Of course, that growth will have to be supported by new semiconductor equipment, with TSMC predicting capital spending will reaccelerate from $38 billion to $42 billion next year. At the midpoint, this is significantly higher than spending in 2024 by 33%, and even higher than the previous annual peak of $36.3 billion in spending in 2022.
Needless to say, a 33% increase in capital spending bodes well for Applied, Lam, and KLA. Both Applied and Lam manufacture critical etching and deposition equipment for laying down and stripping transistor materials. With the switch to gated all-around transistors scheduled for this year and the advent of backside power delivery, possibly in 2026, both Ram and Applied are confident that these innovations will require more aggressive etching and therefore be more adaptable. The market is expected to expand. and a deposition step.
Additionally, all these meticulous manufacturing steps must be measured for defects at every stage of the process. KLA, the overwhelming market share leader in measurement and process control equipment, should also benefit from TSMC’s spending plans.
Semiconductor capital equipment stocks are great long-term holdings despite volatility
Both of these semiconductor equipment vendors are excellent buy-and-hold stocks for long-term investors. Not only are each company correlated with a vibrant semiconductor industry that is expected to outpace GDP for some time, but they are also highly profitable and return significant amounts of cash to shareholders.
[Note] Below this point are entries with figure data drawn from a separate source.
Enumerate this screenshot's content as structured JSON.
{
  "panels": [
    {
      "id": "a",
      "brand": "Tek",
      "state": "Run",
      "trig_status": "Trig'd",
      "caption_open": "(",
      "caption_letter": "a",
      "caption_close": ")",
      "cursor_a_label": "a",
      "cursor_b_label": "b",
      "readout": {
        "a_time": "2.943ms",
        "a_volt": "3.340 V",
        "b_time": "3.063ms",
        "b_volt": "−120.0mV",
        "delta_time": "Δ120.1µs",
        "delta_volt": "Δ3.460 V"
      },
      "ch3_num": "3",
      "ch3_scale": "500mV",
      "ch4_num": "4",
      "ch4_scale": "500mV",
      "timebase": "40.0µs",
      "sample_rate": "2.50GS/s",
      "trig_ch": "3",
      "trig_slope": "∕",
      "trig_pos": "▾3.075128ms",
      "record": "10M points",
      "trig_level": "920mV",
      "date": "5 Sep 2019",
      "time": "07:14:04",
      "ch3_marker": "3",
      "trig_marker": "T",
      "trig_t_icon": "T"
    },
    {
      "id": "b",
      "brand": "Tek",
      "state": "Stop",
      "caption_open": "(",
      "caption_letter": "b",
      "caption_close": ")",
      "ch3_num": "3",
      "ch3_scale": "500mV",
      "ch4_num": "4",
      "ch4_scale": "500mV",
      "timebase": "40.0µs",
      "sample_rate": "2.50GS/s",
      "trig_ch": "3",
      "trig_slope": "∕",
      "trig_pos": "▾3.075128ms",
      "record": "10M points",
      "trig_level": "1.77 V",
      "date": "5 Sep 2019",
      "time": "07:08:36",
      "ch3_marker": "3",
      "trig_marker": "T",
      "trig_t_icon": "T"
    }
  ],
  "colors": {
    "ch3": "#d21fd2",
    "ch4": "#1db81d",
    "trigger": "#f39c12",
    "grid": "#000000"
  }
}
The downside is that these stocks are volatile. After all, these stocks are down 20% to 30% from their all-time highs, and the semiconductor market isn’t even a traditional bear market.
But while these names are cyclical, the chip industry should continue to innovate and hit new highs over time. So, for investors who can deal with frequent drawdowns of 40% or more, these stocks should be on your buy list every time they dip. Today’s strong move after a recent six-month lull shows that.
Billy Duberstein and/or his clients work for Apple, Applied Materials, KLA, Lam Research, and Taiwan Semiconductor Manufacturing. The Motley Fool has positions in and recommends Apple, Applied Materials, Lam Research, Nvidia, and Taiwan Semiconductor Manufacturing. The Motley Fool has a disclosure policy.